L'urgence de définir une ligne d'action nationale en matière d'information sexuelle est soulignée par l'affaire Mercier, qui éclate en décembre 1972. Nicole Mercier, jeune professeur de philosophie au lycée de Belfort, est inculpée d'outrage aux bonnes mœurs pour avoir commenté en classe, sur la proposition de ses élèves, le tract du docteur Carpentier intitulé Apprenons à faire l'amour. Le docteur Jean Carpentier était suspendu le 14 juin 1972 par le Conseil régional de l'Ordre des médecins pour avoir distribué ce tract devant un lycée.

L'inculpation soulève une vive agitation à Belfort et dans les environs : grèves d'élèves et d'enseignants, manifestations de soutien, protestations des syndicats d'enseignants contre l'ingérence de la justice dans les affaires de l'Éducation nationale, etc. Néanmoins, beaucoup de parents d'élèves affirment leurs prérogatives en matière d'éducation sexuelle et s'indignent du ton du tract, désapprouvé par l'archevêque de Besançon.

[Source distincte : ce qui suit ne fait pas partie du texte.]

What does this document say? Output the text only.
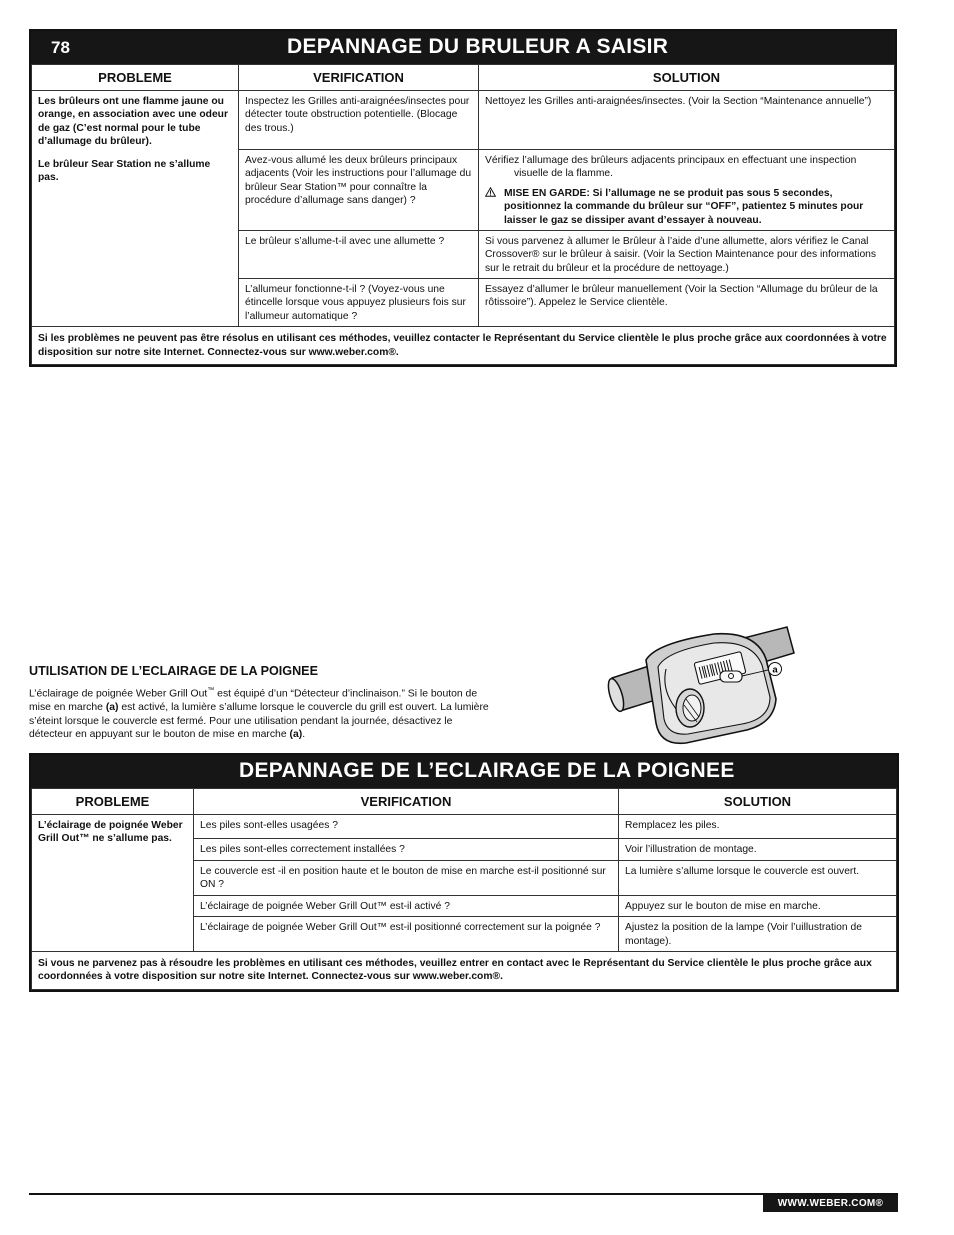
78	DEPANNAGE DU BRULEUR A SAISIR
PROBLEME	VERIFICATION	SOLUTION

Les brûleurs ont une flamme jaune ou orange, en association avec une odeur de gaz (C’est normal pour le tube d’allumage du brûleur).

Le brûleur Sear Station ne s’allume pas.	Inspectez les Grilles anti-araignées/insectes pour détecter toute obstruction potentielle. (Blocage des trous.)	Nettoyez les Grilles anti-araignées/insectes. (Voir la Section “Maintenance annuelle”)
	Avez-vous allumé les deux brûleurs principaux adjacents (Voir les instructions pour l’allumage du brûleur Sear Station™ pour connaître la procédure d’allumage sans danger) ?	Vérifiez l’allumage des brûleurs adjacents principaux en effectuant une inspection
visuelle de la flamme.
MISE EN GARDE: Si l’allumage ne se produit pas sous 5 secondes, positionnez la commande du brûleur sur “OFF”, patientez 5 minutes pour laisser le gaz se dissiper avant d’essayer à nouveau.

	Le brûleur s’allume-t-il avec une allumette ?	Si vous parvenez à allumer le Brûleur à l’aide d’une allumette, alors vérifiez le Canal Crossover® sur le brûleur à saisir. (Voir la Section Maintenance pour des informations sur le retrait du brûleur et la procédure de nettoyage.)
	L’allumeur fonctionne-t-il ? (Voyez-vous une étincelle lorsque vous appuyez plusieurs fois sur l’allumeur automatique ?	Essayez d’allumer le brûleur manuellement (Voir la Section “Allumage du brûleur de la rôtissoire”). Appelez le Service clientèle.
Si les problèmes ne peuvent pas être résolus en utilisant ces méthodes, veuillez contacter le Représentant du Service clientèle le plus proche grâce aux coordonnées à votre disposition sur notre site Internet. Connectez-vous sur www.weber.com®.		
UTILISATION DE L’ECLAIRAGE DE LA POIGNEE
L’éclairage de poignée Weber Grill Out™ est équipé d’un “Détecteur d’inclinaison.” Si le bouton de mise en marche (a) est activé, la lumière s’allume lorsque le couvercle du grill est ouvert. La lumière s’éteint lorsque le couvercle est fermé. Pour une utilisation pendant la journée, désactivez le détecteur en appuyant sur le bouton de mise en marche (a).
a
DEPANNAGE DE L’ECLAIRAGE DE LA POIGNEE
PROBLEME	VERIFICATION	SOLUTION
L’éclairage de poignée Weber Grill Out™ ne s’allume pas.	Les piles sont-elles usagées ?	Remplacez les piles.
	Les piles sont-elles correctement installées ?	Voir l’illustration de montage.
	Le couvercle est -il en position haute et le bouton de mise en marche est-il positionné sur ON ?	La lumière s’allume lorsque le couvercle est ouvert.
	L’éclairage de poignée Weber Grill Out™ est-il activé ?	Appuyez sur le bouton de mise en marche.
	L’éclairage de poignée Weber Grill Out™ est-il positionné correctement sur la poignée ?	Ajustez la position de la lampe (Voir l’uillustration de montage).
Si vous ne parvenez pas à résoudre les problèmes en utilisant ces méthodes, veuillez entrer en contact avec le Représentant du Service clientèle le plus proche grâce aux coordonnées à votre disposition sur notre site Internet. Connectez-vous sur www.weber.com®.		
WWW.WEBER.COM®
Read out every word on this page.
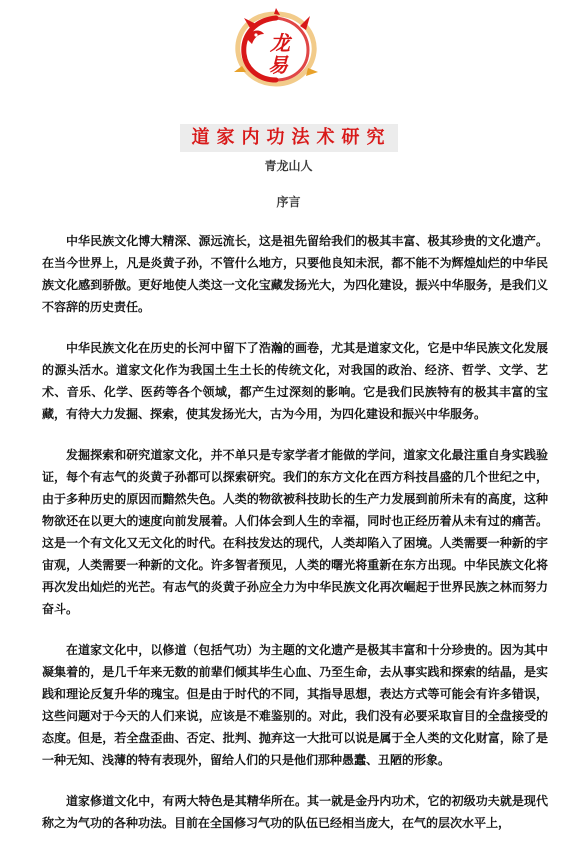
龙
易
道家内功法术研究
青龙山人
序言

中华民族文化博大精深、源远流长，这是祖先留给我们的极其丰富、极其珍贵的文化遗产。在当今世界上，凡是炎黄子孙，不管什么地方，只要他良知未泯，都不能不为辉煌灿烂的中华民族文化感到骄傲。更好地使人类这一文化宝藏发扬光大，为四化建设，振兴中华服务，是我们义不容辞的历史责任。

中华民族文化在历史的长河中留下了浩瀚的画卷，尤其是道家文化，它是中华民族文化发展的源头活水。道家文化作为我国土生土长的传统文化，对我国的政治、经济、哲学、文学、艺术、音乐、化学、医药等各个领域，都产生过深刻的影响。它是我们民族特有的极其丰富的宝藏，有待大力发掘、探索，使其发扬光大，古为今用，为四化建设和振兴中华服务。

发掘探索和研究道家文化，并不单只是专家学者才能做的学问，道家文化最注重自身实践验证，每个有志气的炎黄子孙都可以探索研究。我们的东方文化在西方科技昌盛的几个世纪之中，由于多种历史的原因而黯然失色。人类的物欲被科技助长的生产力发展到前所未有的高度，这种物欲还在以更大的速度向前发展着。人们体会到人生的幸福，同时也正经历着从未有过的痛苦。这是一个有文化又无文化的时代。在科技发达的现代，人类却陷入了困境。人类需要一种新的宇宙观，人类需要一种新的文化。许多智者预见，人类的曙光将重新在东方出现。中华民族文化将再次发出灿烂的光芒。有志气的炎黄子孙应全力为中华民族文化再次崛起于世界民族之林而努力奋斗。

在道家文化中，以修道（包括气功）为主题的文化遗产是极其丰富和十分珍贵的。因为其中凝集着的，是几千年来无数的前辈们倾其毕生心血、乃至生命，去从事实践和探索的结晶，是实践和理论反复升华的瑰宝。但是由于时代的不同，其指导思想，表达方式等可能会有许多错误，这些问题对于今天的人们来说，应该是不难鉴别的。对此，我们没有必要采取盲目的全盘接受的态度。但是，若全盘歪曲、否定、批判、抛弃这一大批可以说是属于全人类的文化财富，除了是一种无知、浅薄的特有表现外，留给人们的只是他们那种愚蠢、丑陋的形象。

道家修道文化中，有两大特色是其精华所在。其一就是金丹内功术，它的初级功夫就是现代称之为气功的各种功法。目前在全国修习气功的队伍已经相当庞大，在气的层次水平上，
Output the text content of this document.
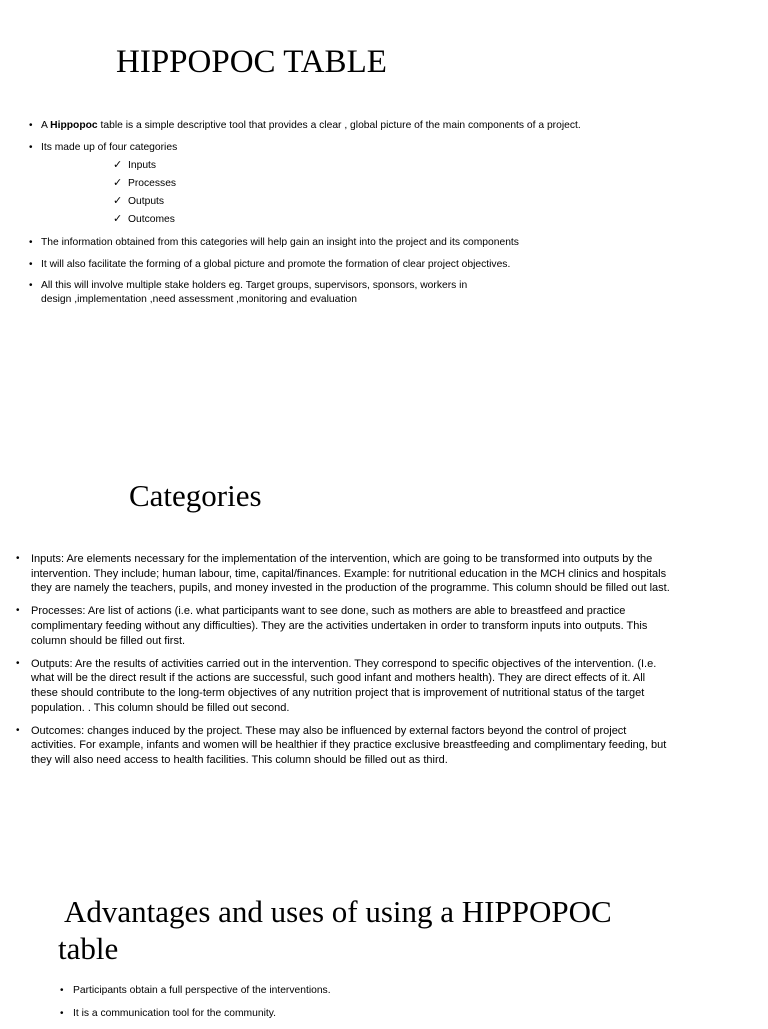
HIPPOPOC TABLE
• A Hippopoc table is a simple descriptive tool that provides a clear , global picture of the main components of a project.
• Its made up of four categories
✓ Inputs
✓ Processes
✓ Outputs
✓ Outcomes
• The information obtained from this categories will help gain an insight into the project and its components
• It will also facilitate the forming of a global picture and promote the formation of clear project objectives.
• All this will involve multiple stake holders eg. Target groups, supervisors, sponsors, workers in
design ,implementation ,need assessment ,monitoring and evaluation
Categories
• Inputs: Are elements necessary for the implementation of the intervention, which are going to be transformed into outputs by the intervention. They include; human labour, time, capital/finances. Example: for nutritional education in the MCH clinics and hospitals they are namely the teachers, pupils, and money invested in the production of the programme. This column should be filled out last.
• Processes: Are list of actions (i.e. what participants want to see done, such as mothers are able to breastfeed and practice complimentary feeding without any difficulties). They are the activities undertaken in order to transform inputs into outputs. This column should be filled out first.
• Outputs: Are the results of activities carried out in the intervention. They correspond to specific objectives of the intervention. (I.e. what will be the direct result if the actions are successful, such good infant and mothers health). They are direct effects of it. All these should contribute to the long-term objectives of any nutrition project that is improvement of nutritional status of the target population. . This column should be filled out second.
• Outcomes: changes induced by the project. These may also be influenced by external factors beyond the control of project activities. For example, infants and women will be healthier if they practice exclusive breastfeeding and complimentary feeding, but they will also need access to health facilities. This column should be filled out as third.
Advantages and uses of using a HIPPOPOC
table
• Participants obtain a full perspective of the interventions.
• It is a communication tool for the community.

L'affaire témoigne des profondes divergences qui existent chez les Français vis-à-vis de l'éducation sexuelle, et elle pose concrètement le problème de l'information sexuelle à l'école.

Rapport

Manifestement, la sexualité n'est plus un sujet tabou. La publication, en novembre 1972, du Rapport sur le comportement sexuel des Français, présenté par une équipe réunie autour du docteur Pierre Simon, ne soulève pas le scandale qu'avait provoqué, environ vingt ans plus tôt, le rapport Kinsey aux États-Unis. Résultat d'une enquête menée pendant l'été 1970 auprès de 2 600 hommes et femmes âgés de plus de 20 ans et constituant un échantillon représentatif de l'ensemble de la population française, le rapport Simon veut montrer le visage de notre société.